Of all the reasons that people get sucked into rewriting software, the one that drives me craziest goes like this: "Well, there are a bunch of versions out there, yes, but they all suck. So we decided to write our own. How hard can it be?"
Well, I dunno, it can be hard enough that a bunch of other people tried it, and their versions all suck. It's true, the world is full of mediocre programmers, but take a look at those versions.
One commercial version might have been written by 2 bozos in a corner and then shamelessly exploited by a money-grabbing company trying to fill a vacuum. More than one? Longstanding products? Somebody who can do more than grunt was involved at some point.

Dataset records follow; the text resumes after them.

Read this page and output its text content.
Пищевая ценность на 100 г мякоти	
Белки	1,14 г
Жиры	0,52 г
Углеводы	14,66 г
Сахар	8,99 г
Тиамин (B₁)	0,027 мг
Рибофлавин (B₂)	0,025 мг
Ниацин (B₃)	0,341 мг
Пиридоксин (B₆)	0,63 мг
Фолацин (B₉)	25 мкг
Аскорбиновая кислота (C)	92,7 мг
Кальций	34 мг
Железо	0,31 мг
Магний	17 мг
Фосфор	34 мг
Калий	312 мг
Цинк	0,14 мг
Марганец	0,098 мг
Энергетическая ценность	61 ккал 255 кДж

One open source version might have been written by a crackpot and released in a forlorn attempt at self-aggrandizement. More than 5? Some of which are longstanding projects with multiple contributors? Once again, a reasonable amount of brainpower has been unleashed here.

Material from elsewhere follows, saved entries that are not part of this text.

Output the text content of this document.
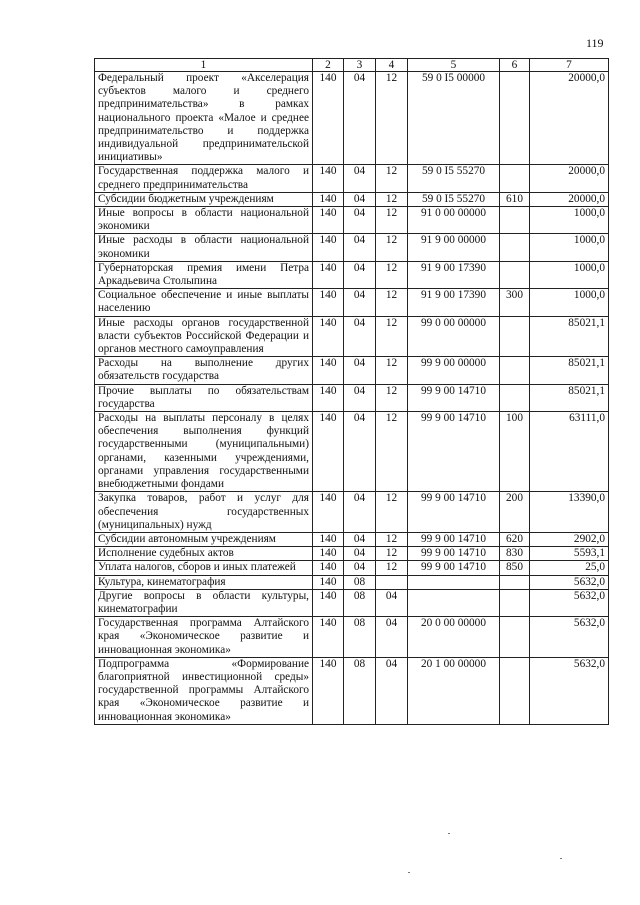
119
1	2	3	4	5	6	7
Федеральный проект «Акселерация субъектов малого и среднего предпринимательства» в рамках национального проекта «Малое и среднее предпринимательство и поддержка индивидуальной предпринимательской инициативы»	140	04	12	59 0 I5 00000		20000,0
Государственная поддержка малого и среднего предпринимательства	140	04	12	59 0 I5 55270		20000,0
Субсидии бюджетным учреждениям	140	04	12	59 0 I5 55270	610	20000,0
Иные вопросы в области национальной экономики	140	04	12	91 0 00 00000		1000,0
Иные расходы в области национальной экономики	140	04	12	91 9 00 00000		1000,0
Губернаторская премия имени Петра Аркадьевича Столыпина	140	04	12	91 9 00 17390		1000,0
Социальное обеспечение и иные выплаты населению	140	04	12	91 9 00 17390	300	1000,0
Иные расходы органов государственной власти субъектов Российской Федерации и органов местного самоуправления	140	04	12	99 0 00 00000		85021,1
Расходы на выполнение других обязательств государства	140	04	12	99 9 00 00000		85021,1
Прочие выплаты по обязательствам государства	140	04	12	99 9 00 14710		85021,1
Расходы на выплаты персоналу в целях обеспечения выполнения функций государственными (муниципальными) органами, казенными учреждениями, органами управления государственными внебюджетными фондами	140	04	12	99 9 00 14710	100	63111,0
Закупка товаров, работ и услуг для обеспечения государственных (муниципальных) нужд	140	04	12	99 9 00 14710	200	13390,0
Субсидии автономным учреждениям	140	04	12	99 9 00 14710	620	2902,0
Исполнение судебных актов	140	04	12	99 9 00 14710	830	5593,1
Уплата налогов, сборов и иных платежей	140	04	12	99 9 00 14710	850	25,0
Культура, кинематография	140	08				5632,0
Другие вопросы в области культуры, кинематографии	140	08	04			5632,0
Государственная программа Алтайского края «Экономическое развитие и инновационная экономика»	140	08	04	20 0 00 00000		5632,0
Подпрограмма «Формирование благоприятной инвестиционной среды» государственной программы Алтайского края «Экономическое развитие и инновационная экономика»	140	08	04	20 1 00 00000		5632,0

If the result sucks, the problem is hard. And unless you have a brilliant insight they didn't have, your version is also going to suck. (If you do have such an insight, you do not ask "How hard can it be?" You ask "How come nobody else ever tried [fill in the blank]?" and let me warn you that this is not a rhetorical question, because sometimes there are very good reasons.)
Why do some problems -- time card systems, bug tracking systems, trouble ticket systems, monitoring software, to name some of my more frequent nemeses -- suck people into believing they cannot be hard when manifestly they are? In general, some combination of the following features:
- Every environment has some customization that is, in itself, relatively trivial, but is sufficiently environment-specific that it is hard to implement in a program meant for other environments. When you contemplate the programming difficult, you calculate the difficulty of adding that customization, not the problem as a whole, forgetting all the difficult problems that the existing system has already solved.

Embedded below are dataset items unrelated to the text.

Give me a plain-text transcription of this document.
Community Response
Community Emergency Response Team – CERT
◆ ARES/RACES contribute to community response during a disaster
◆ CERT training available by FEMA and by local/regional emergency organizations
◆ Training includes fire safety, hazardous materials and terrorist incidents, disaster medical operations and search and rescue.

- Small and specific versions of the problem are easy to solve; scaling and customization are the hard parts. You can solve your organization's whole current problem easily and will not discover the lurking traps until later (the timecard programs works great until employees start moving between time zones, the bug tracking system works fine until a million bugs, the trouble ticket system works fine until the second group of people need to use it, the monitoring system deals with the network devices fine but stumbles when you need to manage systems).
- The underlying parts of the problem are relatively tractable, but putting a user interface onto it that isn't disgusting and hard to use for large portions of the user base is difficult. (Do user interface designer design beautiful interfaces for things that then nobody can program the backend to adequately? Probably.) In this case, even if your program works right, the users will think it sucks. See, for instance, every time card system I have ever been forced to suffer through, most of which seemed quite competent at dealing with my more normal time card needs, after I had learned to perform the arcane rituals needed to actually enter the data. Nevertheless, once your program has made me cry, I do not care that it was just a few hundred UI issues, not a fundamental algorithmic flaw.
And please resist the temptation to believe that it will be cheaper to build yours than to try to beat somebody else's into submission until it is bearable. It may be more personally rewarding, and that may be a perfectly good reason to do it. But it will almost certainly be just as expensive.